Author: Oli Rushby Posted: 07 Aug 2015
By his own standards, Marc Marquez got off to a terrible start to this year’s MotoGP season. After the first three races he’d lost 30 points to championship leader Valentino Rossi after a fifth place in Qatar and dramatically crashing out in Argentina.
With two further DNFs since the third round, Marquez now sits 65 points behind the Italian.
Marquez has won just twice this season, once at Austin, where he has dominated since making his Grand Prix debut in 2013, and last time out at Sachsenring, where he made the rest of the field look slow all weekend.
The root of Marquez’ problem has been his dissatisfaction with Honda’s 2015 RC213V. The Spaniard had so much of an issue with the factory’s 2015 chassis he switched back to last year’s option for the last two races.

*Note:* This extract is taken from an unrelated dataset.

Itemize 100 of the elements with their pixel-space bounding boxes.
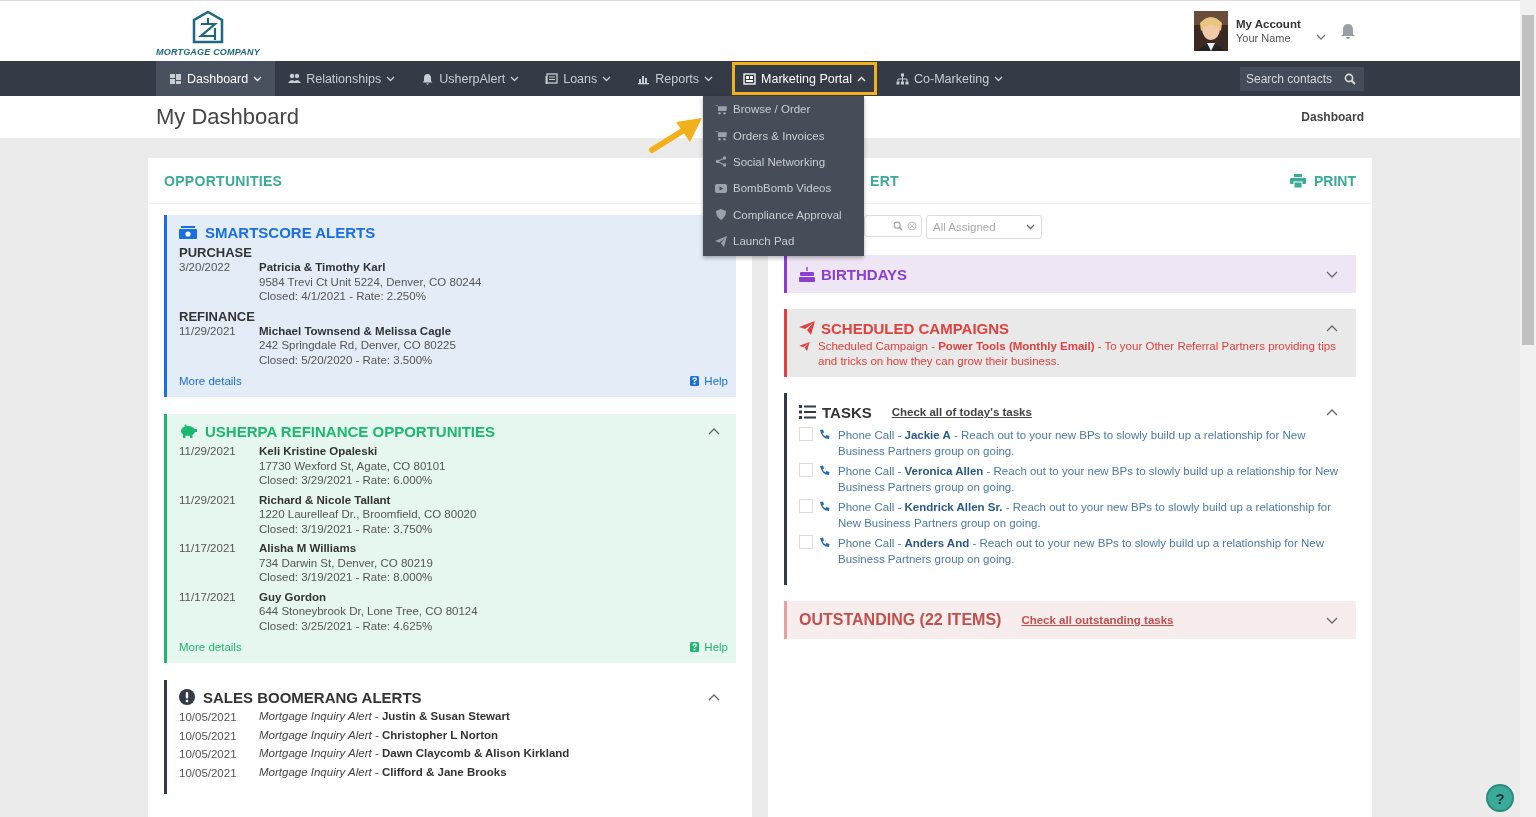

From this, he went on to finish second, after coming agonisingly close to victory, in Assen and of course then came his victory in Germany.
Marquez is not alone in struggling with the Honda. The bike has a lot of power, potentially too much (yes, there is such a thing), and really aggressive engine braking, meaning it’s quite difficult for the Spaniard to enter corners in his usual style. Dani Pedrosa has also been struggling, as have satellite riders Cal Crutchlow and Scott Redding.
Whether Marquez continues with Honda’s 2014 chassis or not, he isn’t in as bad a position as some might think. Before the German round, the gap to the championship lead was 74 points but with the Spaniard finishing first and Rossi taking third, he made up nine points on the Italian.
If he can make up that sort of margin just a few more times, the gap begins to close substantially and with nine races remaining of the 2015 season, it is possible.
On paper, Marquez should win at Indianapolis this weekend and should Pedrosa be on form, there’s no reason he shouldn’t finish second. Indianapolis has been dominated by Honda riders since 2009, with the hard-on-the-brakes in and super-acceleration out style of the Honda suiting the iconic American circuit.
However, there have been a few changes made to the circuit layout over the past 12 months, changes that make the circuit a little more fast and flowing – meaning the Yamahas, which boast a significant advantage in mid-corner speed, have much more of a chance.
The Honda should also come in to its own at the next round at Brno, in Aragon and of course the Honda-owned Motegi circuit too – meaning there are plenty of potential chances for Marquez to bring home more points than his Yamaha rivals, and, as in Germany, should Pedrosa be there to help him increase his points haul, that’s even better.
To bridge the gap, Marquez needs an average of 7.2 points more than Rossi per race. Does that sound insurmountable? No, it’s not.
One thing against Marquez will be that the Yamahas typically enjoy a strong second half of the season. Last year the factory Yamaha duo of Rossi and Lorenzo scored more points than Marquez and Pedrosa in the second half of the season. Should that happen again, the title will go to Yamaha.
There’s an old adage in racing that ‘anything can happen’ and this season is proof of that. Who would have expected Marc Marquez, who took back-to-back titles and started last season with ten victories in a row, to fall three times in the first half of the season? With nine rounds left, anything can still happen, so let’s not be ruling any one of the three protagonists out just yet.